What Would Jesus Buy?

I had originally drafted a post about Rob VanAlkemade’s documentary, What Would Jesus Buy? (IMDB), about Bill “Reverend Billy” Talen, the Elvis-meets-Jimmy Swaggert evangelist for the Church of Stop Shopping, last night, but for some reason, I could never quite wrap my head around what the documentary was trying to do or what might be worth discussing about the film, and then, after reading the A.V. Club’s list of the 16 worst movies of 2007, I realized that I wasn’t alone in having a tepid response to the film.

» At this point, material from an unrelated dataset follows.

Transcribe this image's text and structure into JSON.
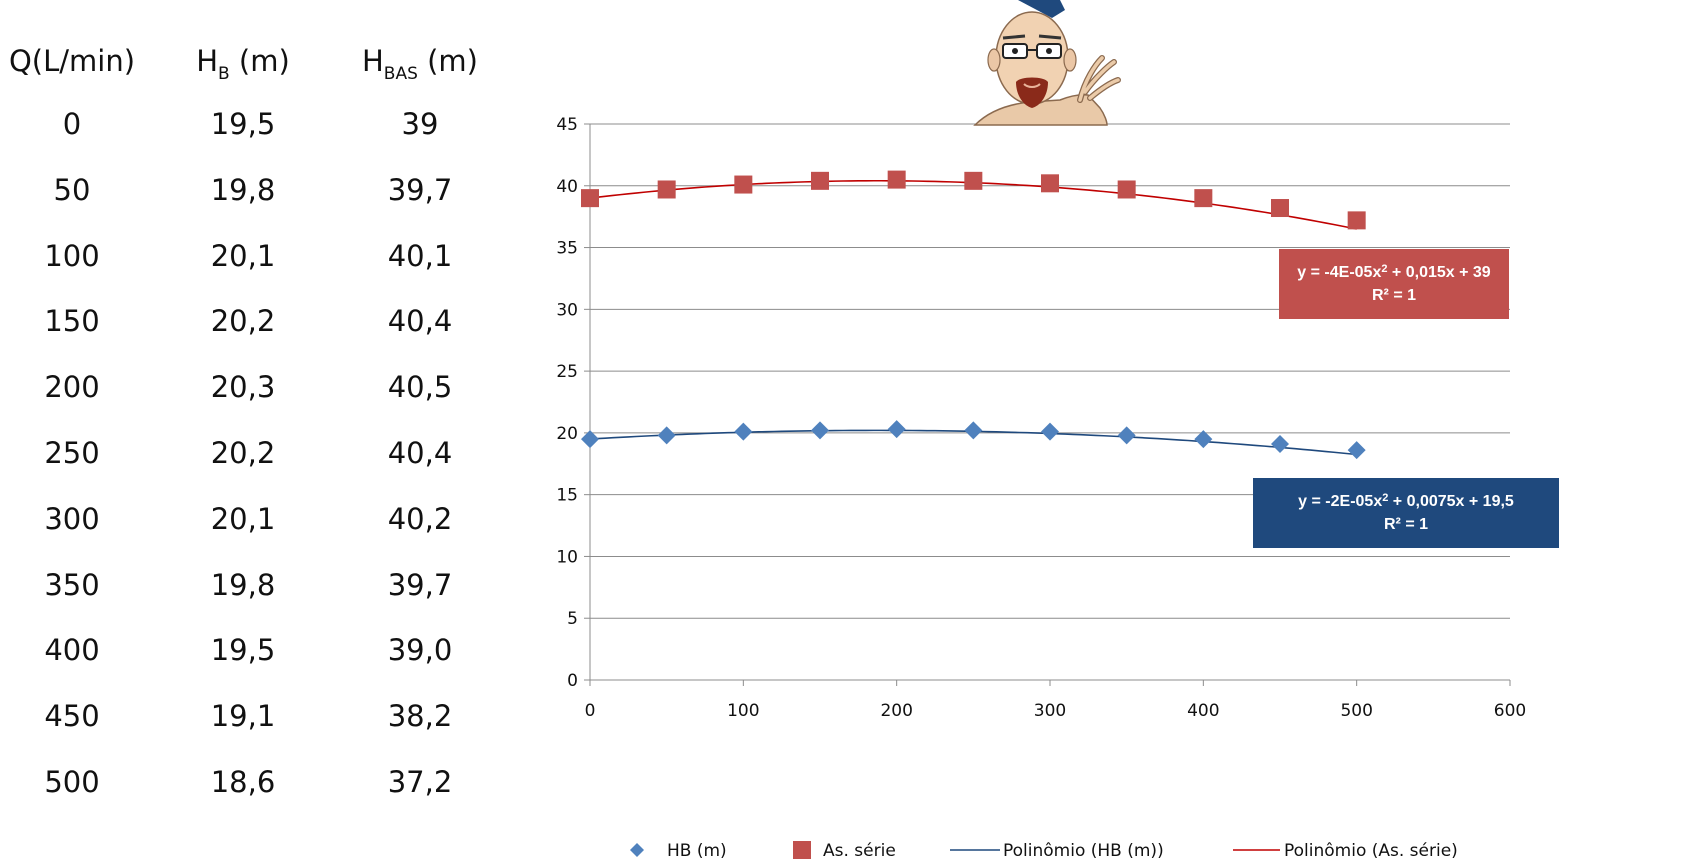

As this 2000 New York Times profile indicates, Reverend Billy’s 1960s-style activism with its reclamation of public spaces through performances in shopping malls and chain coffeehouses (including an exorcism at Walmart’s headquarters), would seem to be out-of-place today, but after observing the consumer frenzy at several local shopping malls here in Atlanta, I’m becoming more convinced that the “Shopocalypse” is upon us and that it’s worth raising these questions about the effects of our current consumer culture. I’m especially aware of this experience after seeing my mom return home from work at a mall anchor store, often after midnight, exhausted from dealing with customers, dodging traffic, and so on (in fact, I gave up on buying a shirt or two that I actually needed relatively immediately because lines at the store were too intimidating).

And I do think that Reverend Billy’s brand of activism, which includes the promotion of buying locally, is worth thinking about, but like the folks at the A.V. Club, I’m just not convinced that VanAlkemade did anything terribly insightful with this material. VanAlkemade follows Reverend Billy and his Church of Stop Shopping choir across the country on their U.S. tour, watching as they stage events in local shopping malls and providing some perfunctory background information on Talen’s history as a performance artist. But every time the film moves towards making an insight about why we buy (ideologies of expressing affection through purchases, overly abundant credit, etc) and the effects of how we buy (destruction of the environment, massive credit card debt), it lurches in an entirely new direction, ultimately making What Would Jesus Buy? feel surprisingly superficial.